Census II of Free and Open Source Software - Application Libraries

By: Frank Nagle, James Dana, Jennifer Hoffman, Steven Randazzo and Yanuo Zhou

Format:Electronic
| Language:English
| Pages:162

Abstract

Produced in partnership with Harvard Laboratory for Innovation Science (LISH) and the Open Source Security Foundation (OpenSSF), Census II is the second investigation into the widespread use of Free and Open Source Software (FOSS). The Census II effort utilizes data from partner Software Composition Analysis (SCA) companies including Snyk, the Synopsys Cybersecurity Research Center (CyRC), and FOSSA. The aggregated data includes over half a million observations of FOSS libraries used in production applications at thousands of companies, aiming to shed light on the most commonly used FOSS packages at the application library level.
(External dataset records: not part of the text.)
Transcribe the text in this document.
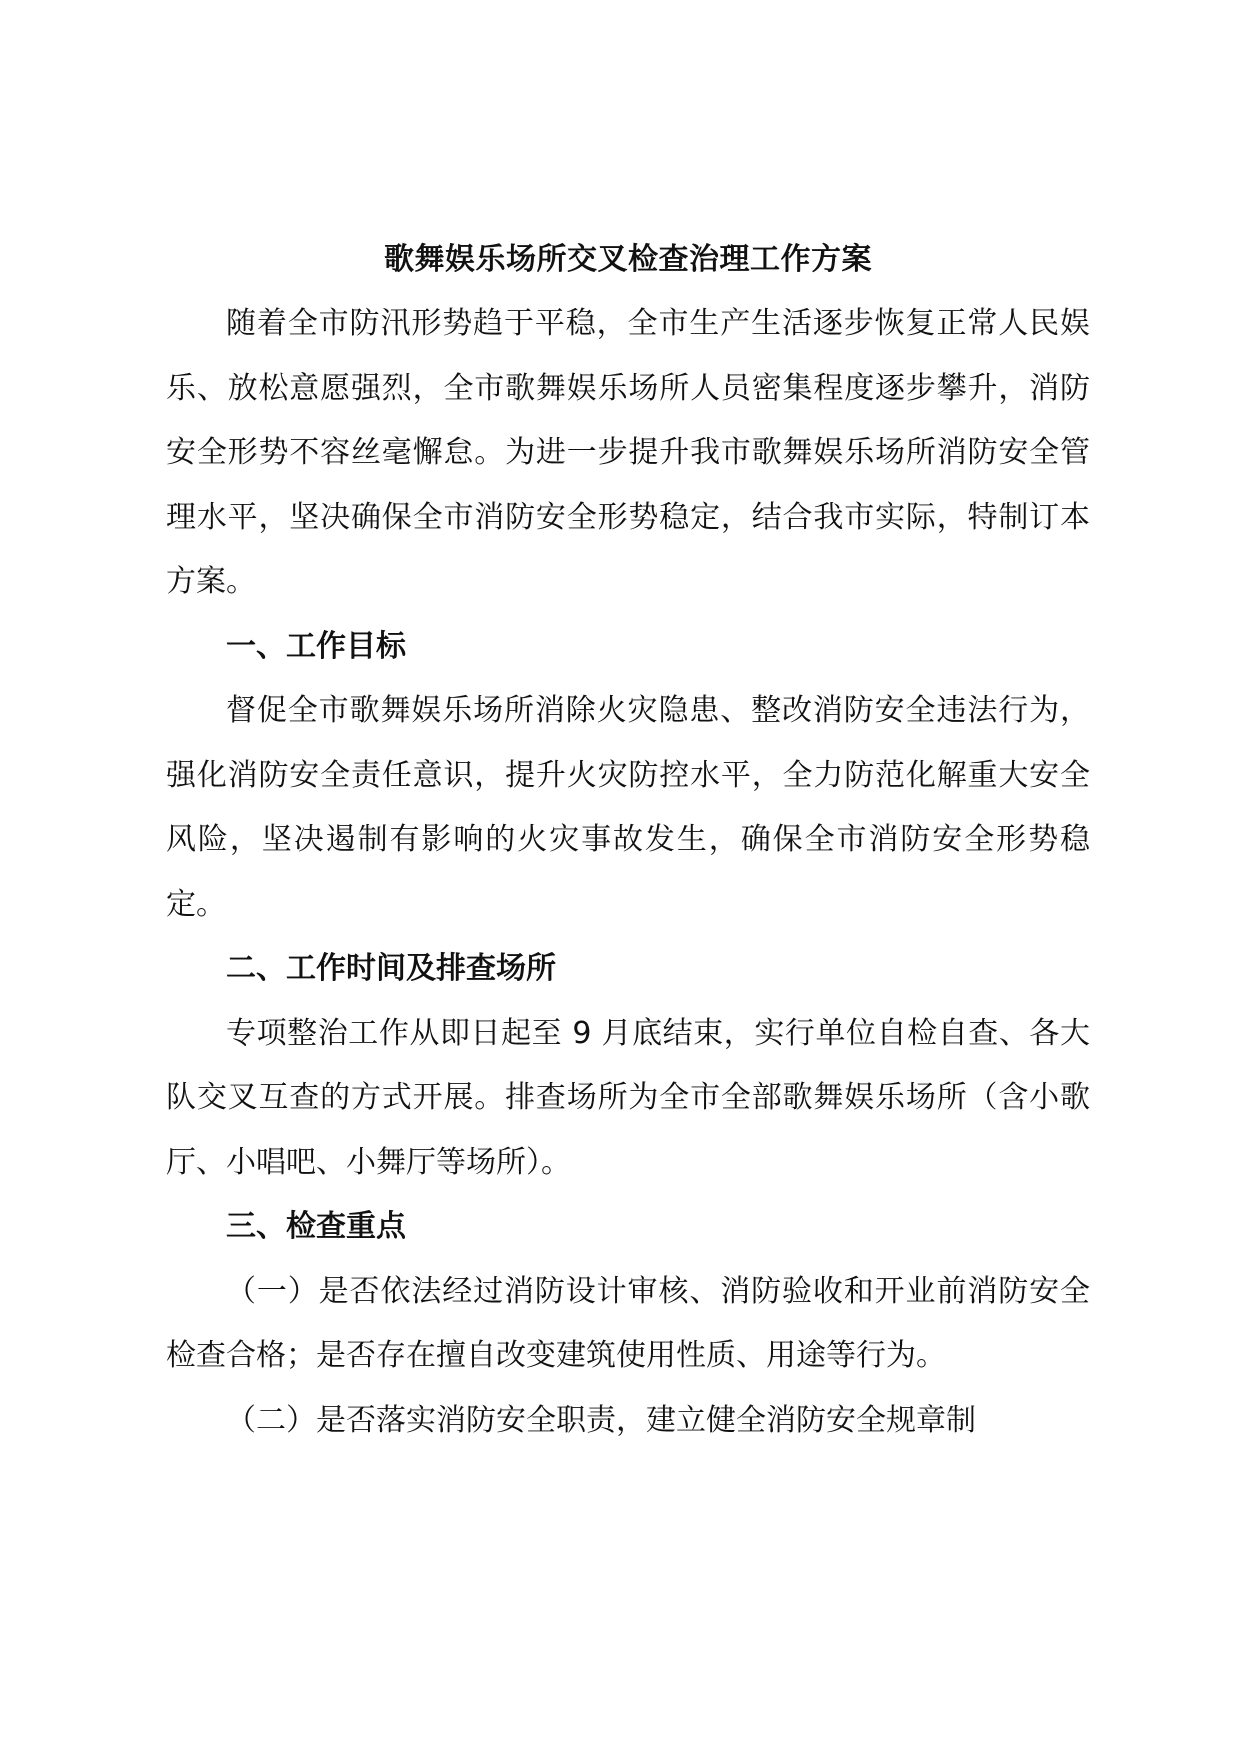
歌舞娱乐场所交叉检查治理工作方案

随着全市防汛形势趋于平稳，全市生产生活逐步恢复正常人民娱乐、放松意愿强烈，全市歌舞娱乐场所人员密集程度逐步攀升，消防安全形势不容丝毫懈怠。为进一步提升我市歌舞娱乐场所消防安全管理水平，坚决确保全市消防安全形势稳定，结合我市实际，特制订本方案。

一、工作目标

督促全市歌舞娱乐场所消除火灾隐患、整改消防安全违法行为，强化消防安全责任意识，提升火灾防控水平，全力防范化解重大安全风险，坚决遏制有影响的火灾事故发生，确保全市消防安全形势稳定。

二、工作时间及排查场所

专项整治工作从即日起至 9 月底结束，实行单位自检自查、各大队交叉互查的方式开展。排查场所为全市全部歌舞娱乐场所（含小歌厅、小唱吧、小舞厅等场所）。

三、检查重点

（一）是否依法经过消防设计审核、消防验收和开业前消防安全检查合格；是否存在擅自改变建筑使用性质、用途等行为。

（二）是否落实消防安全职责，建立健全消防安全规章制
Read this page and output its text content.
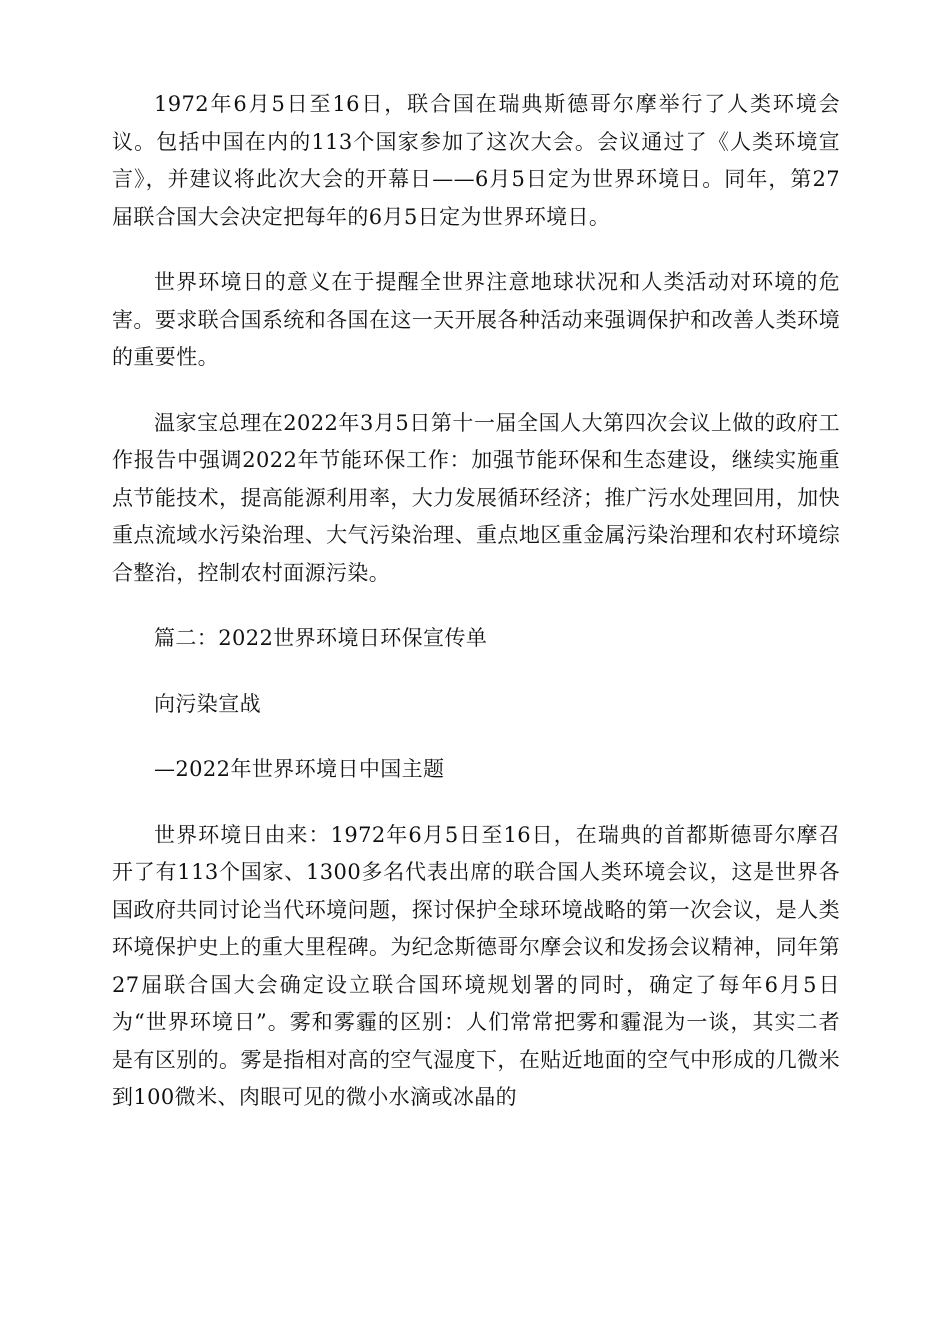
1972年6月5日至16日，联合国在瑞典斯德哥尔摩举行了人类环境会议。包括中国在内的113个国家参加了这次大会。会议通过了《人类环境宣言》，并建议将此次大会的开幕日——6月5日定为世界环境日。同年，第27届联合国大会决定把每年的6月5日定为世界环境日。

世界环境日的意义在于提醒全世界注意地球状况和人类活动对环境的危害。要求联合国系统和各国在这一天开展各种活动来强调保护和改善人类环境的重要性。

温家宝总理在2022年3月5日第十一届全国人大第四次会议上做的政府工作报告中强调2022年节能环保工作：加强节能环保和生态建设，继续实施重点节能技术，提高能源利用率，大力发展循环经济；推广污水处理回用，加快重点流域水污染治理、大气污染治理、重点地区重金属污染治理和农村环境综合整治，控制农村面源污染。

篇二：2022世界环境日环保宣传单

向污染宣战

—2022年世界环境日中国主题

世界环境日由来：1972年6月5日至16日，在瑞典的首都斯德哥尔摩召开了有113个国家、1300多名代表出席的联合国人类环境会议，这是世界各国政府共同讨论当代环境问题，探讨保护全球环境战略的第一次会议，是人类环境保护史上的重大里程碑。为纪念斯德哥尔摩会议和发扬会议精神，同年第27届联合国大会确定设立联合国环境规划署的同时，确定了每年6月5日为“世界环境日”。雾和雾霾的区别：人们常常把雾和霾混为一谈，其实二者是有区别的。雾是指相对高的空气湿度下，在贴近地面的空气中形成的几微米到100微米、肉眼可见的微小水滴或冰晶的
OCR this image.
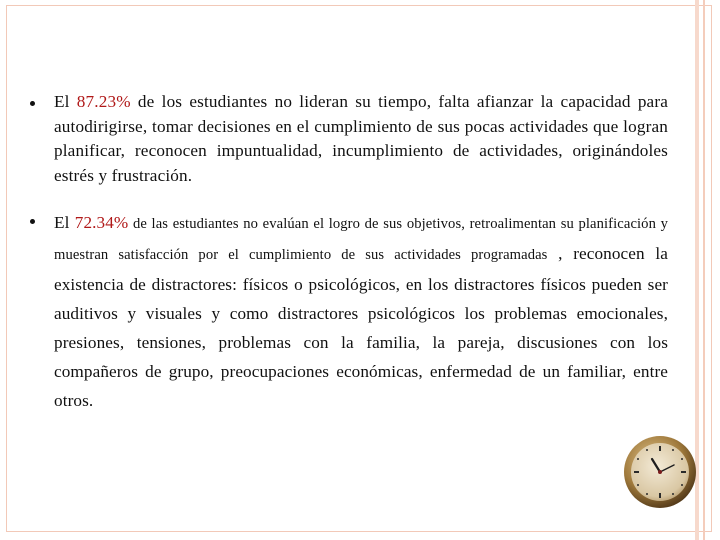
El 87.23% de los estudiantes no lideran su tiempo, falta afianzar la capacidad para autodirigirse, tomar decisiones en el cumplimiento de sus pocas actividades que logran planificar, reconocen impuntualidad, incumplimiento de actividades, originándoles estrés y frustración.
El 72.34% de las estudiantes no evalúan el logro de sus objetivos, retroalimentan su planificación y muestran satisfacción por el cumplimiento de sus actividades programadas , reconocen la existencia de distractores: físicos o psicológicos, en los distractores físicos pueden ser auditivos y visuales y como distractores psicológicos los problemas emocionales, presiones, tensiones, problemas con la familia, la pareja, discusiones con los compañeros de grupo, preocupaciones económicas, enfermedad de un familiar, entre otros.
This effort builds on the Census I report that focused on the lower level critical operating system libraries and utilities, improving our understanding of the FOSS packages that software applications rely on. Such insights will help identify critical FOSS packages to allow resource prioritization to address security issues in this widely used software.

Keywords

Open Source Software; Applications and Software; Cybersecurity; Open Source Distribution

Citation

Nagle, Frank, James Dana, Jennifer Hoffman, Steven Randazzo, and Yanuo Zhou. "Census II of Free and Open Source Software - Application Libraries." White Paper, Linux Foundation and Laboratory for Innovation Science at Harvard, March 2022.